Where was God when all this happened? I know the answer to that one – He was there.

Why doesn’t God just make everything perfect? Why can’t all the times be good? Why can’t every prayer be answered the way we like it?

Because God has a design and a purpose for us. That purpose is that our lives glorify Him. You might be asking yourself, how can such tragedy glorify God – I dunno. In the movie Bruce Almighty, Jim Carrey is given the opportunity to play God for awhile. He finds out that God gets everyone’s prayers like an e-mail over some kind of heavenly computer. One example of the difficulty of answering everyone’s prayer was when Bruce answered thousands of prayers about winning the lottery. So many people won the lottery that the shared winning amount was something like a buck and a half. There’s some truth to that I’m sure. If we all got what we asked for, the world would run amok.

There is much about God that is a mystery. If God was completely understood, He wouldn’t be much of a God would He? In fact, that is one of the great assurances we have – God is God! That means we can trust God! We can trust Him in the middle of a natural disaster. We can trust Him in the middle of illness. We can trust Him in the midst of war. We can trust Him to be God. We can trust God in the Questions and the Answers. We can trust Him in the Good and the Bad, in the Light and the Dark, when we’re Winning and when we’re losing.

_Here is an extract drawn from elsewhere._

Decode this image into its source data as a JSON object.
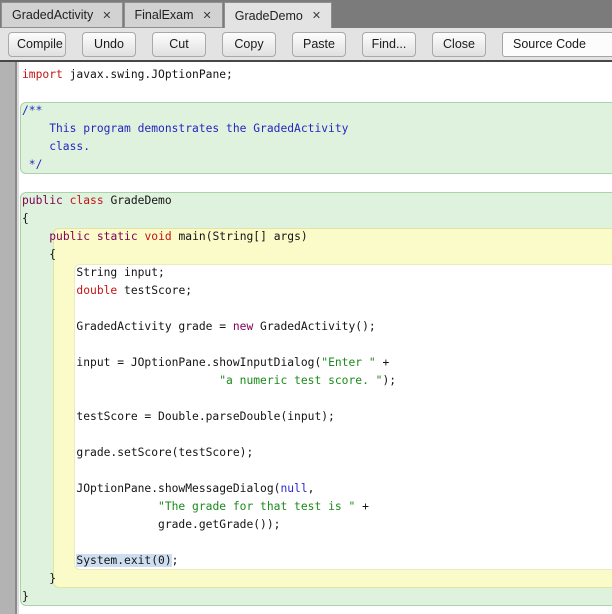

When the reality gives us more questions than answers we can still trust that He is God. Job knew this. Ultimately that was the conclusion he came to. Good or bad, God is God.

There was a little boy that sat at his grandmother’s feet while she was doing some needlepoint. Stitch by stitch, grandma pushed the needle down through the cloth and back up again. The little boy sat there and looked up in amazement trying to figure out what grandma was doing. “What is it grandma?” he said.

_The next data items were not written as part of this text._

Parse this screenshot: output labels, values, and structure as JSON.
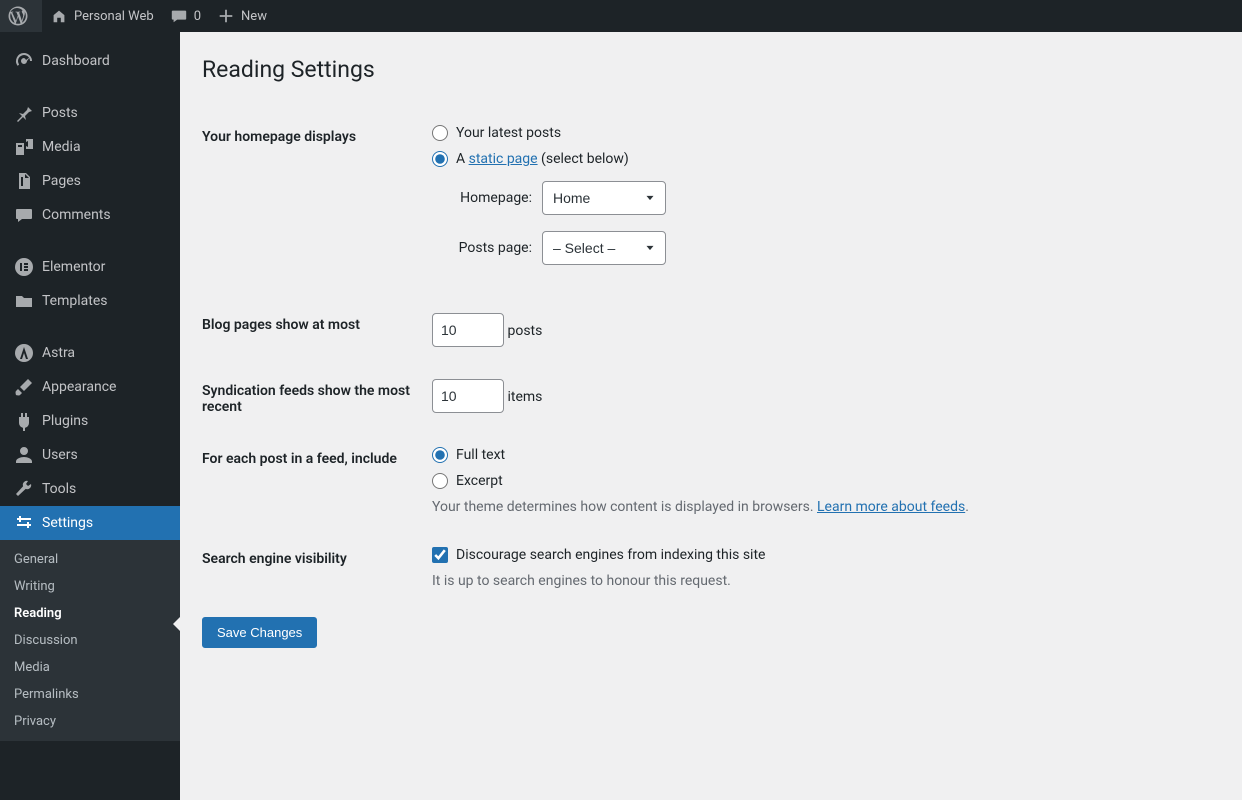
{
  "adminbar": {
    "site_name": "Personal Web",
    "comments_count": "0",
    "new_label": "New"
  },
  "sidebar": {
    "items": [
      {
        "label": "Dashboard",
        "icon": "dashboard"
      },
      {
        "label": "Posts",
        "icon": "pin"
      },
      {
        "label": "Media",
        "icon": "media"
      },
      {
        "label": "Pages",
        "icon": "pages"
      },
      {
        "label": "Comments",
        "icon": "comment"
      },
      {
        "label": "Elementor",
        "icon": "elementor"
      },
      {
        "label": "Templates",
        "icon": "folder"
      },
      {
        "label": "Astra",
        "icon": "astra"
      },
      {
        "label": "Appearance",
        "icon": "brush"
      },
      {
        "label": "Plugins",
        "icon": "plugin"
      },
      {
        "label": "Users",
        "icon": "user"
      },
      {
        "label": "Tools",
        "icon": "wrench"
      },
      {
        "label": "Settings",
        "icon": "sliders"
      }
    ],
    "settings_submenu": [
      "General",
      "Writing",
      "Reading",
      "Discussion",
      "Media",
      "Permalinks",
      "Privacy"
    ]
  },
  "page": {
    "title": "Reading Settings",
    "fields": {
      "homepage_displays": {
        "label": "Your homepage displays",
        "opt_latest": "Your latest posts",
        "opt_static_prefix": "A ",
        "opt_static_link": "static page",
        "opt_static_suffix": " (select below)",
        "homepage_label": "Homepage:",
        "homepage_value": "Home",
        "postspage_label": "Posts page:",
        "postspage_value": "– Select –"
      },
      "blog_pages": {
        "label": "Blog pages show at most",
        "value": "10",
        "unit": "posts"
      },
      "syndication": {
        "label": "Syndication feeds show the most recent",
        "value": "10",
        "unit": "items"
      },
      "feed_content": {
        "label": "For each post in a feed, include",
        "opt_full": "Full text",
        "opt_excerpt": "Excerpt",
        "desc_prefix": "Your theme determines how content is displayed in browsers. ",
        "desc_link": "Learn more about feeds"
      },
      "search_visibility": {
        "label": "Search engine visibility",
        "checkbox_label": "Discourage search engines from indexing this site",
        "desc": "It is up to search engines to honour this request."
      }
    },
    "save_button": "Save Changes"
  }
}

“You’ll see soon enough.” Grandma replied.

“But I wanna see what it is now!” the little boy persisted.

“It’s not done yet.” Grandma said.

“It looks like a mess from where I’m sittin’.” The boy said in a huff.

Grandma just kept stitching.

“That’s an ugly picture, grandma! It’s just a bunch of dark threads and messy knots. Nobody would want that hanging in their house!”

Eventually grandma finished her stitching. She looked down at her grandson and said, “When something beautiful is being made, sometimes the work doesn’t look very pretty. There are dark threads and light colored threads, but each one has a place in the overall picture. When you look at it from your side, it may not look very pretty, but when you get to look at it from the other side you see how it was crafted into something beautiful.” With that grandma turned the needlepoint over for her grandson to see the finished product.